How does it compare to previous peace proposals?

  • The outline of the peace proposal in the Israeli Peace Initiative falls within broad parameters of what most people expect to constitute the shape of a final peace agreement. The parameters of the peace agreement with the Palestinians are similar to the proposals made by former Israeli Prime Minister Ehud Olmert as part of the Annapolis process in 2008.
  • It is also comparable to the Clinton Parameters accepted by Israeli Prime Minister Ehud Barak in 2000.
  • The proposals also bear similarity to the unofficial Geneva Initiative agreed by former Israeli and Palestinian officials in 2003.
  • The terms are also similar to those proposed by former Israeli Defence Minister, and senior Kadima party MK Shaul Mofaz, in his own plan launched in 2009, though Mofaz proposed a Palestinian state in interim borders as an interim step.

What is the position of the Israeli government?

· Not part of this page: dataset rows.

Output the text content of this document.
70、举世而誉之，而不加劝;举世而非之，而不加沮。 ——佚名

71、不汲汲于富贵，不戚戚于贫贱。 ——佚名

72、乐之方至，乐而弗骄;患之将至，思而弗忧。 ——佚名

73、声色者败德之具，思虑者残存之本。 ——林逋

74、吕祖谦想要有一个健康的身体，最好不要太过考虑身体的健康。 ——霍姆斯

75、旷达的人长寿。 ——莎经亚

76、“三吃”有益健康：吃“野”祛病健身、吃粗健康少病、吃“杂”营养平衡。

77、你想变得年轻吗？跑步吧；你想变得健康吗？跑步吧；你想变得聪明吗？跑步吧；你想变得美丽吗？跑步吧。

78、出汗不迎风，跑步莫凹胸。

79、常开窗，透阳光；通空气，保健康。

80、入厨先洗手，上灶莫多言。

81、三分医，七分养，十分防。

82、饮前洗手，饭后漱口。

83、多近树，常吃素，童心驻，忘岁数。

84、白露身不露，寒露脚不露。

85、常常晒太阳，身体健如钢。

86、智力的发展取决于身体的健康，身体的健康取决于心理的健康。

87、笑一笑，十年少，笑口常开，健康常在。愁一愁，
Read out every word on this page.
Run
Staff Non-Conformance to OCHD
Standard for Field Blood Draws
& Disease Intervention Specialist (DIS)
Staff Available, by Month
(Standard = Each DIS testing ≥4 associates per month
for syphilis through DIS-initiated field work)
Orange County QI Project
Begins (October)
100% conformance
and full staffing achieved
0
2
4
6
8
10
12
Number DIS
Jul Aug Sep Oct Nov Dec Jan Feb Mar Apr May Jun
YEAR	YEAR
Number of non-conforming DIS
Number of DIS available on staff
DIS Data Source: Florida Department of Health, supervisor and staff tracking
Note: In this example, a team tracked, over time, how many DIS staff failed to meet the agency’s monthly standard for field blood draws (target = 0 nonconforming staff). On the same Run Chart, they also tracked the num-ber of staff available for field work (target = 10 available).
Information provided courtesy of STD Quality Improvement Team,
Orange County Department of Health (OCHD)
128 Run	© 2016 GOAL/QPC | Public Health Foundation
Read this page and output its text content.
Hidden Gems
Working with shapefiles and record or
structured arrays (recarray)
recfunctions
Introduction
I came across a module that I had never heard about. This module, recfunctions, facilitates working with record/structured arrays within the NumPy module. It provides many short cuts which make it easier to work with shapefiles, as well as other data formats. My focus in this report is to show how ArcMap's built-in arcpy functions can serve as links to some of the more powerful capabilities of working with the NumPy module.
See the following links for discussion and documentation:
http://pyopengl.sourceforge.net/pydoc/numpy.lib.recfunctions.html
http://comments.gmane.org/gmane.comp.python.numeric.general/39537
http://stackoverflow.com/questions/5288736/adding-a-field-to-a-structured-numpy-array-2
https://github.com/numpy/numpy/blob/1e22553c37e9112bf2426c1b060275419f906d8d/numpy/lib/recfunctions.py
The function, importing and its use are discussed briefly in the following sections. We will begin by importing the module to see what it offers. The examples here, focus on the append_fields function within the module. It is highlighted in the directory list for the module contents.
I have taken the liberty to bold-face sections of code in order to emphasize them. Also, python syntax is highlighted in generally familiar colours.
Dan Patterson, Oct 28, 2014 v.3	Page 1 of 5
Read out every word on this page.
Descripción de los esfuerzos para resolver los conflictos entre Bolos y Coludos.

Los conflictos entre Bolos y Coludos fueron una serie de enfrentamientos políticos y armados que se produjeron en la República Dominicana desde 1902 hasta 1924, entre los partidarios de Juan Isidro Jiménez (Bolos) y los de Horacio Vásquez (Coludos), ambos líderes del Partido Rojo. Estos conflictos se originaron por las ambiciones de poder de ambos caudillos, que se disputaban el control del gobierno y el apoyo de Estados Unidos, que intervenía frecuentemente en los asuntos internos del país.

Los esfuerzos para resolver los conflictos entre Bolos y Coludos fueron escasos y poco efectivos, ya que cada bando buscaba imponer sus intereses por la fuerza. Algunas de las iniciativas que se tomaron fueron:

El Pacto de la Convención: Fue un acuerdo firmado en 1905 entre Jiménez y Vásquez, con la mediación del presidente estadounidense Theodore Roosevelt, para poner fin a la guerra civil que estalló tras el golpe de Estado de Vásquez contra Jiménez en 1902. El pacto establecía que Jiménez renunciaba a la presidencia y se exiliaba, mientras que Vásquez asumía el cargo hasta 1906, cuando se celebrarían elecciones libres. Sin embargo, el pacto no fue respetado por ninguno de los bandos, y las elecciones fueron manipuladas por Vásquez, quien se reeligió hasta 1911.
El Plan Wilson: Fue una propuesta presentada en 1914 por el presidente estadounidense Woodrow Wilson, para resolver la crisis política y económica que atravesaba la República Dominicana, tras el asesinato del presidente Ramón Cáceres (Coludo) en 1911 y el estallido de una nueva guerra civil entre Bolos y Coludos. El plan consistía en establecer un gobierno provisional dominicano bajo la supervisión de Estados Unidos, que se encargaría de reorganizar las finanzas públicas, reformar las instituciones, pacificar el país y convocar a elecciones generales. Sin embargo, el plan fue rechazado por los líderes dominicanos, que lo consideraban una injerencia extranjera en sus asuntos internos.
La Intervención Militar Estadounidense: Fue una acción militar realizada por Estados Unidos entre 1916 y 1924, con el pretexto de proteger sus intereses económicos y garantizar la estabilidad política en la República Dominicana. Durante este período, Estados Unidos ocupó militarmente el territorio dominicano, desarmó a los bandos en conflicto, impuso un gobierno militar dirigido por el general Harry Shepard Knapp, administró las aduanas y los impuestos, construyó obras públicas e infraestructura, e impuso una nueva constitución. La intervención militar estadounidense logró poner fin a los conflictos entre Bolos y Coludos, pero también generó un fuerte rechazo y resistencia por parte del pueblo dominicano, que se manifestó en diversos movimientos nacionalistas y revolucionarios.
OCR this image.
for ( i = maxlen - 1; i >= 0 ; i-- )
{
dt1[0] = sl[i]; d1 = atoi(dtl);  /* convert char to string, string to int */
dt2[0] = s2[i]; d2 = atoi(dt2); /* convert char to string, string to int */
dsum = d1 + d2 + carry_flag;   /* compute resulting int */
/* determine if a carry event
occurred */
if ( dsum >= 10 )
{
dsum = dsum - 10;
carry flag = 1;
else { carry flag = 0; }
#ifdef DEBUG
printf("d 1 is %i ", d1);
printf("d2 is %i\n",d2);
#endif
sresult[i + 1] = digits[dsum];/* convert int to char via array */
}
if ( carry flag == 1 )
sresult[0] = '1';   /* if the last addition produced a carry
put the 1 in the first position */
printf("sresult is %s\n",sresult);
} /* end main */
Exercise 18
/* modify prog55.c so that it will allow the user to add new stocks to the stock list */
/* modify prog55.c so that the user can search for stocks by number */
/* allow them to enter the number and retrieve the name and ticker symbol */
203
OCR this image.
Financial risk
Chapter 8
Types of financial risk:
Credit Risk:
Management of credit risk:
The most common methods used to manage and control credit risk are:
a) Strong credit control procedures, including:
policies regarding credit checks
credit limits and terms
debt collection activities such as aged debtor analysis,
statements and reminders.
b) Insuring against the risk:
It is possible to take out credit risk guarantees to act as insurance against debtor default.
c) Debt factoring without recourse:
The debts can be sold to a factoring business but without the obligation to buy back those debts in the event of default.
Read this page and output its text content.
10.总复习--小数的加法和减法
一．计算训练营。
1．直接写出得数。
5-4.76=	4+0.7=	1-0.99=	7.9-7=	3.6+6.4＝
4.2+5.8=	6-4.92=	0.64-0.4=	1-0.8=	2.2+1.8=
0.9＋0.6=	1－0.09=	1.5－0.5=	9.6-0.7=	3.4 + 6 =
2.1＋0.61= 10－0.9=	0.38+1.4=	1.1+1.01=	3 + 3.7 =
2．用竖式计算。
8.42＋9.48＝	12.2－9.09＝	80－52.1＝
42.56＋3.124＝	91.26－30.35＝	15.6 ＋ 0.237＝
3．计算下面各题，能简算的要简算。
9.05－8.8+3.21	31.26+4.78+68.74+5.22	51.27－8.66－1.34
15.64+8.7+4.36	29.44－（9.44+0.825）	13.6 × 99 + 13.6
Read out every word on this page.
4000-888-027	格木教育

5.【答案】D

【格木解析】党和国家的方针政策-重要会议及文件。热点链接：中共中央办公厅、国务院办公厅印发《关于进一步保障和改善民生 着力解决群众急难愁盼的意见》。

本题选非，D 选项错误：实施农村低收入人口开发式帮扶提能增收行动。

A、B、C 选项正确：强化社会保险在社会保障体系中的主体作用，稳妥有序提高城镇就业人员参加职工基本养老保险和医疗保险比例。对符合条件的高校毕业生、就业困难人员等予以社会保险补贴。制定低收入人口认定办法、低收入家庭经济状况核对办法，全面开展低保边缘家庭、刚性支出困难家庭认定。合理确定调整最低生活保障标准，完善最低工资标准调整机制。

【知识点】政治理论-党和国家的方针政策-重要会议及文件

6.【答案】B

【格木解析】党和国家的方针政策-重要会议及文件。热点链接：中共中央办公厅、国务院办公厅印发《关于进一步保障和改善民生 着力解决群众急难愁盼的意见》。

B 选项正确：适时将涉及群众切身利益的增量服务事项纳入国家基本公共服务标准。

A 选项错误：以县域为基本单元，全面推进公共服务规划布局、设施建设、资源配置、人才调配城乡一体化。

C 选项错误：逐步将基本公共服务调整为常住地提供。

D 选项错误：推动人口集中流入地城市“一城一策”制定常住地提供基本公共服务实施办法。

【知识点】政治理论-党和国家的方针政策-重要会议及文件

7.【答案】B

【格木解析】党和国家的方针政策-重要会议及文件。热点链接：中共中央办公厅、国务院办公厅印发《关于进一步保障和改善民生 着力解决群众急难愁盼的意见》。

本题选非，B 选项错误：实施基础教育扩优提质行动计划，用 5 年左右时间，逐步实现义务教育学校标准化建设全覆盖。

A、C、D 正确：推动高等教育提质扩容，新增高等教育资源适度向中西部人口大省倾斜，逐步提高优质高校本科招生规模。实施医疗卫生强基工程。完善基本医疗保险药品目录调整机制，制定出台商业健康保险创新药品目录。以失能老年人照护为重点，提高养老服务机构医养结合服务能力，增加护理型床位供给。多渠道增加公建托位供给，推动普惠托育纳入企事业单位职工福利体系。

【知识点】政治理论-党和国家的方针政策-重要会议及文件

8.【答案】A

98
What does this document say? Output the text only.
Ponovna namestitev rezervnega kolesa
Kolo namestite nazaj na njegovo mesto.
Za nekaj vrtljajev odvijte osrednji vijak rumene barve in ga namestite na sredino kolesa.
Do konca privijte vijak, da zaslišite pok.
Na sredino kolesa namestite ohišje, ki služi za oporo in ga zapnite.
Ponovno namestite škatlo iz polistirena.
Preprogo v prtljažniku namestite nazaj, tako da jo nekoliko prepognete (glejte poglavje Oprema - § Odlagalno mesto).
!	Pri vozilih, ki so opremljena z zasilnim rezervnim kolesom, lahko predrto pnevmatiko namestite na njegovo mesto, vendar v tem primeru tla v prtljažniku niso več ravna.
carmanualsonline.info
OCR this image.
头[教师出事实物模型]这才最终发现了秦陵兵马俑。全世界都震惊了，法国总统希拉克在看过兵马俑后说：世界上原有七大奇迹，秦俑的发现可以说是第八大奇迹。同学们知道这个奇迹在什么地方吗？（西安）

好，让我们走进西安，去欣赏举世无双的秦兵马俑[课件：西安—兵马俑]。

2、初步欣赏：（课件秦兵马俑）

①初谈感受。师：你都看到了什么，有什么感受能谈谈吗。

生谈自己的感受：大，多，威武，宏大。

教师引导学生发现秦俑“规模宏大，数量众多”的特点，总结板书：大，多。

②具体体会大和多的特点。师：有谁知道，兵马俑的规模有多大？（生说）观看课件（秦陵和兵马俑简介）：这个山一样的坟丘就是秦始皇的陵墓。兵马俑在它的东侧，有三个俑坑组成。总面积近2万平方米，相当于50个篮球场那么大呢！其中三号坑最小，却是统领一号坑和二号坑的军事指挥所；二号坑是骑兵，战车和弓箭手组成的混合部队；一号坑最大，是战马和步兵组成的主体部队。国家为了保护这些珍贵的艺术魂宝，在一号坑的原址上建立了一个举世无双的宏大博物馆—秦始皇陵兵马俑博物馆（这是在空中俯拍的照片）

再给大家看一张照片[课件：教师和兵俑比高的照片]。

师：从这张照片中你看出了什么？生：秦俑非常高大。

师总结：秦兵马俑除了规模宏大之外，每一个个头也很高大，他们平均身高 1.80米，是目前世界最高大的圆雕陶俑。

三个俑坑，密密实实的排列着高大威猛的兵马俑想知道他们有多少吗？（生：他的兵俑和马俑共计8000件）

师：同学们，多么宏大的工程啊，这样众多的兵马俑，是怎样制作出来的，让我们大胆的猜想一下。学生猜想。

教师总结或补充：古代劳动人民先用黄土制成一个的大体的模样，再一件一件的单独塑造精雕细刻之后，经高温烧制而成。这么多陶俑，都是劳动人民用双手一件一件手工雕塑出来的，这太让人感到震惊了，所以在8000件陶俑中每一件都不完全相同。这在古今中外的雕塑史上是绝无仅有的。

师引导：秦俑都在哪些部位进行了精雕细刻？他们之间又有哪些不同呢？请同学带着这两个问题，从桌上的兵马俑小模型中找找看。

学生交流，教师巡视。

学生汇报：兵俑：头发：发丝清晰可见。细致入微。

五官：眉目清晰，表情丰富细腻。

  • The Israeli Prime Minister’s office responded warmly to the initiative. Ophir Gendelman, a spokesman for Israeli Prime Minister Benjamin Netanyahu, said: ‘This initiative reflects the true yearning of the Israeli people for peace. This initiative, like the Israeli government’s policy, is based upon the need to go back to direct negotiations between the two sides.’
  • The Prime Minister has repeatedly called for immediate direct talks with the Palestinians to negotiate a two state solution. However, he has been unwilling to spell out his positions on the final status issues in public. Because of the Palestinian refusal to enter negotiations without a prior Israeli settlement freeze, Netanyahu is now believed to be considering an interim proposal to move the process forward.